You Want Breastmilk With That?

There has been a big gap in my postings. As you might have noticed from one of my previous missives, it’s because I became a new father on May 3rd.

There hasn’t been much on my radar lately except for feeding, burping, holding, and changing the diapers of two little girls. The first ten days were stressful because both girls remained in the extended care nursery at UNM Hospital. Vivian came home on May 13th and then the stress multiplied even more because in addition to caring for her, we needed to shuttle back and forth between home and the hospital to see Eleanor.

Eleanor entered her fourth week at UNM with signs of great progress and then setbacks in terms of how much she’d eat at mealtimes. The hospital policy is not to discharge unless the baby can eat a certain volume over a nursing shift for four consecutive shifts. Eleanor kept missing the targets for one out of four 12-hour shifts, essentially restarting the clock. We’d get a phone call telling us to plan on picking her up the “day after next” and then a call that day telling us we’d have to wait.

Finally, we had enough. I think the conversation consisted of telling the charge nurse, “Shift minimums be damned and go shove hospital policy. We’re taking our daughter home.” Never forget who's in charge of the discharge of the child, the P-A-R-E-N-T.

That day, June 3, we brought Eleanor home and naturally she’s now making all of her “shift” minimums.

A couple of lessons here:

First, babies are not machines. Just because there is a chart or a policy that says a baby at such and such weight/age, etc. needs to eat such and such amount doesn’t mean that every individual baby will do so. It’s foolish to blindly apply averages to individuals.
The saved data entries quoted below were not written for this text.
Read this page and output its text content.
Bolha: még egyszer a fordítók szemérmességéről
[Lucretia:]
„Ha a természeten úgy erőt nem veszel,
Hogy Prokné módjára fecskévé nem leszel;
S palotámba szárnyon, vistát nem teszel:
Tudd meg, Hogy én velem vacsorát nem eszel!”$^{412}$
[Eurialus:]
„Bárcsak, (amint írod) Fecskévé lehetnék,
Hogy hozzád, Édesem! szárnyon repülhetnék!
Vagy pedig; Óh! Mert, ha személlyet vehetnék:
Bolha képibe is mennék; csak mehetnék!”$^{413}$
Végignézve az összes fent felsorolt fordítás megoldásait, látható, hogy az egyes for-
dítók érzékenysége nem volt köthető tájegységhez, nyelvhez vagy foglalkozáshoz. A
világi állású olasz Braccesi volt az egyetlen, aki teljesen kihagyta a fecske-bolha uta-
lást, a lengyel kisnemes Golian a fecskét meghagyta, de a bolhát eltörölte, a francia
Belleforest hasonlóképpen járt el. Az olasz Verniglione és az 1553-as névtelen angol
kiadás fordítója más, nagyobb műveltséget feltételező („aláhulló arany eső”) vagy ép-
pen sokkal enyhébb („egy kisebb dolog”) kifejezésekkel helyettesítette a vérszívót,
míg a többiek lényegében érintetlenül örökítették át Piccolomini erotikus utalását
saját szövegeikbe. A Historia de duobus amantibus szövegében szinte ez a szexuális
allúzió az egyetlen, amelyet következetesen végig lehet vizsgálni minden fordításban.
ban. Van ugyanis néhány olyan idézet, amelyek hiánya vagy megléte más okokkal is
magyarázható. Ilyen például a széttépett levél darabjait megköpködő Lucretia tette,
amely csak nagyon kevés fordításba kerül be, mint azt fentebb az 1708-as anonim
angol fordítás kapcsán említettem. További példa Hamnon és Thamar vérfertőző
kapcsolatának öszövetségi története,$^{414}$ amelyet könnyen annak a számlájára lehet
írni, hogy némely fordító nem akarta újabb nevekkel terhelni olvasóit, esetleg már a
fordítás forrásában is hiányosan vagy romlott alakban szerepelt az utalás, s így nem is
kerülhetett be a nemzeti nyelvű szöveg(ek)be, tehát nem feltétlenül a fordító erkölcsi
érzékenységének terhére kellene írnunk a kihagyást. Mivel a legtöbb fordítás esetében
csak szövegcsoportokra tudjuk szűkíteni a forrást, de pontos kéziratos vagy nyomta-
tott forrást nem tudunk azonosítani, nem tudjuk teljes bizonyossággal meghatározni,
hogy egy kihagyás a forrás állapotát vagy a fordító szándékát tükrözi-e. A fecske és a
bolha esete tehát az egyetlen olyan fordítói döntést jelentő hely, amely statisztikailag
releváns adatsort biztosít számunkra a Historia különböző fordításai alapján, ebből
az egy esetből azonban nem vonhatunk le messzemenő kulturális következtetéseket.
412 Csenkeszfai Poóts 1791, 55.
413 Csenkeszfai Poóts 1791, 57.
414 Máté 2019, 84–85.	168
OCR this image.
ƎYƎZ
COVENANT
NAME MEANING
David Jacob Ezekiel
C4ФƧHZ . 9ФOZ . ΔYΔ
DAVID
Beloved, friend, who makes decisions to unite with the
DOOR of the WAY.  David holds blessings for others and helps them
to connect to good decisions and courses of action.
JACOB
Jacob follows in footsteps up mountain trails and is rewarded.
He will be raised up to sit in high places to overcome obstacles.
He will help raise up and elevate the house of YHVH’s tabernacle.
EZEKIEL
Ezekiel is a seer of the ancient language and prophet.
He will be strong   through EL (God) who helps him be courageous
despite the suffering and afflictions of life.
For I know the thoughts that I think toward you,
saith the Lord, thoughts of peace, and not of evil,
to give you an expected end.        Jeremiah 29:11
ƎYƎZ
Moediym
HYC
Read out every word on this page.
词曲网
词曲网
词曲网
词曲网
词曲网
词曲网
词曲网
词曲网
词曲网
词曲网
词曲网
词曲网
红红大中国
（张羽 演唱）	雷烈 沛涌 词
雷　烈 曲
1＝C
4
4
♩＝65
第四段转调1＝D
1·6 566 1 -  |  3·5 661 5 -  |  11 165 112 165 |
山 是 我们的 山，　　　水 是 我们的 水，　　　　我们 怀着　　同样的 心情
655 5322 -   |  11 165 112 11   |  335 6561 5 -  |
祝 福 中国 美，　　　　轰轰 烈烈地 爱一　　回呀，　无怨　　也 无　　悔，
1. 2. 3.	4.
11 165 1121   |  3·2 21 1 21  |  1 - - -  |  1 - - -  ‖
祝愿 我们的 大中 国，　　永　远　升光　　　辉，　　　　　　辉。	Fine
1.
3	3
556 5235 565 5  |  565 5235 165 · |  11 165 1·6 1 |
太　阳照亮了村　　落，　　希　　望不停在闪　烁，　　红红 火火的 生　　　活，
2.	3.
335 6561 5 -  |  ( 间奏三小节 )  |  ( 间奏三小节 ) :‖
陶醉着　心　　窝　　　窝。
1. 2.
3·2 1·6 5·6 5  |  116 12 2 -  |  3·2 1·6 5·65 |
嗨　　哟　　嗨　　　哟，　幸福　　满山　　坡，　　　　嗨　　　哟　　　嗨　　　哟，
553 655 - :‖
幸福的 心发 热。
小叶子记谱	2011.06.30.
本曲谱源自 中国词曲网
Second, parents sometimes need to assert themselves in order to take primary responsibility for their children. It’s so easy to abdicate a child’s care when one assumes that doctors or nurses “knows best.” This is not always the case. Quite often those hard-working medical professionals are simply following whatever rule, chart, policy, etc. governs the situation; i.e. and not looking at the individual child and her needs.

Who better indeed than the parents of a child to perform that necessary activity?